TROP-2-directed ADCs including Dato-DXd, sacituzumab tirumotecan, and TRODELVY, are designed to deliver targeted cytotoxic therapy to tumors overexpressing TROP-2, a surface glycoprotein commonly found in NSCLC. Initially, Dato-DXd was expected to lead the field, with anticipated first-line approval and a potential advantage over competitors like TRODELVY. Owing to recent setbacks, it is reasonable to assume that TROP2-directed therapies may not be good for all patients in the second line and beyond NSCLC. AstraZeneca and Daiichi Sankyo have withdrawn their marketing application for Dato-DXd in NSCLC but in January 2025, the companies had announced that the FDa granted a Prescription Drug User Fee Act (PDUFA) date and decision is expected by July 12, 2025. As a result, the product will initially be introduced for the treatment of EGFR-mutated NSCLC. Meanwhile, first-line trials combining ADCs with checkpoint inhibitors (e.g., EVOKE-02 and EVOKE-03) are showing early signs of benefit, keeping the potential of TROP-2 ADCs alive. 

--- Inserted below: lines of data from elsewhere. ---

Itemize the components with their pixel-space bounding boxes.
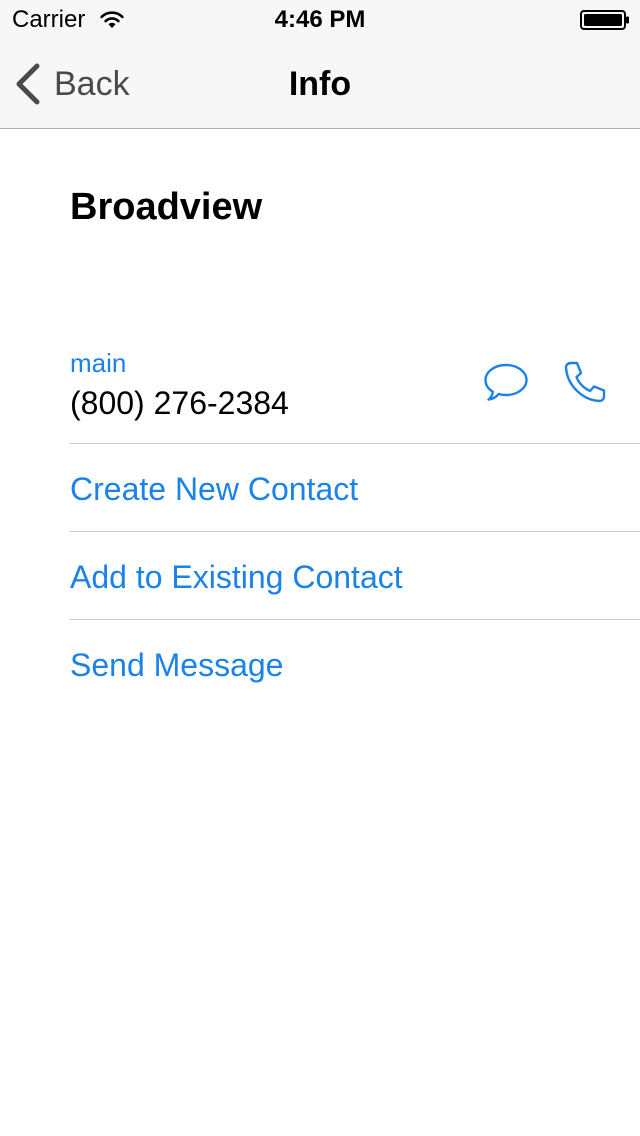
phone-number[interactable]: (800) 276-2384 [70, 384, 289, 422]
battery-icon [580, 10, 629, 30]
back-button[interactable]: Back [14, 62, 130, 106]
phone-type-label: main [70, 348, 127, 378]
contact-info-screen: Carrier 4:46 PM Back Info Broadview main… [0, 0, 640, 1136]
contact-name: Broadview [70, 186, 263, 228]
create-new-contact-button[interactable]: Create New Contact [70, 444, 640, 532]
back-button-label: Back [54, 65, 130, 103]
add-to-existing-contact-label: Add to Existing Contact [70, 559, 403, 595]
chevron-left-icon [16, 63, 40, 105]
send-message-label: Send Message [70, 647, 284, 683]
navigation-bar: Back Info [0, 40, 640, 128]
add-to-existing-contact-button[interactable]: Add to Existing Contact [70, 532, 640, 620]
send-message-button[interactable]: Send Message [70, 620, 640, 707]
status-bar: Carrier 4:46 PM [0, 0, 640, 40]
status-time: 4:46 PM [274, 6, 366, 33]
phone-icon[interactable] [562, 360, 608, 404]
create-new-contact-label: Create New Contact [70, 471, 359, 507]
phone-row[interactable]: main (800) 276-2384 [70, 340, 640, 444]
message-bubble-icon[interactable] [483, 362, 529, 402]
top-bar: Carrier 4:46 PM Back Info [0, 0, 640, 129]
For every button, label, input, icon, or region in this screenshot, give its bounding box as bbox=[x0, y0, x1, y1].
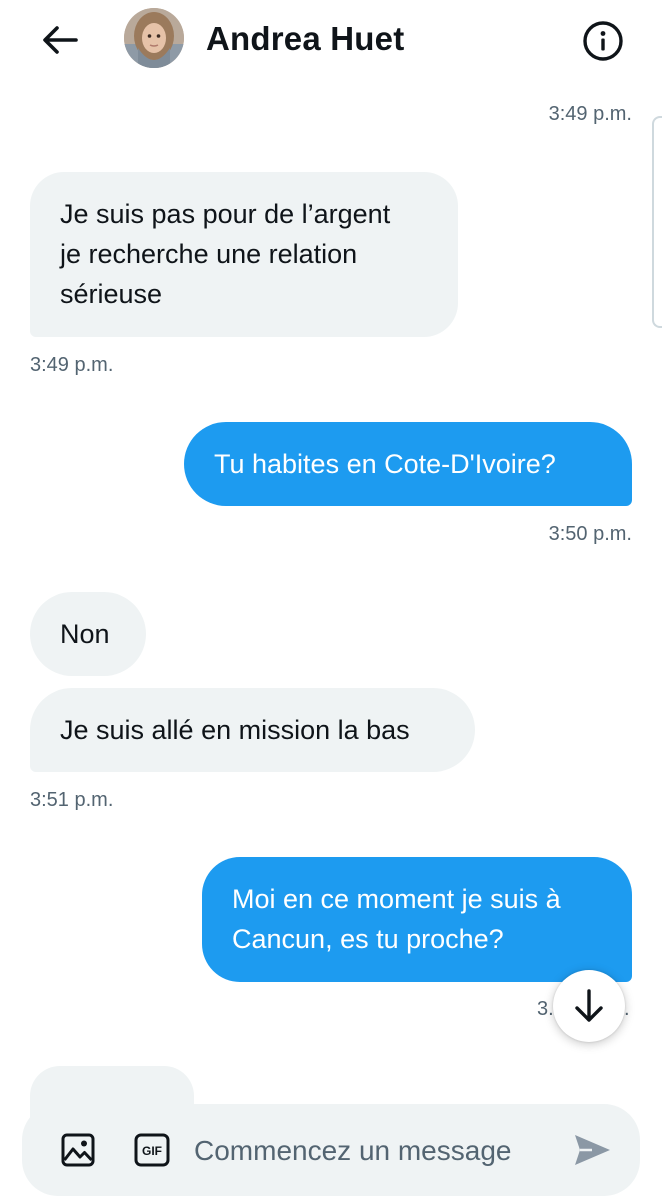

Dato-DXd + rilvegostomig had encouraging activity as first-line treatment for patients with mNSCLC without actionable genomic alterations, with responses seen in both histologies and across all PD-L1 levels. The next few years will be important in showing whether TROP-2 ADCs can become a lasting part of NSCLC treatment or stay limited to smaller, specific patient groups.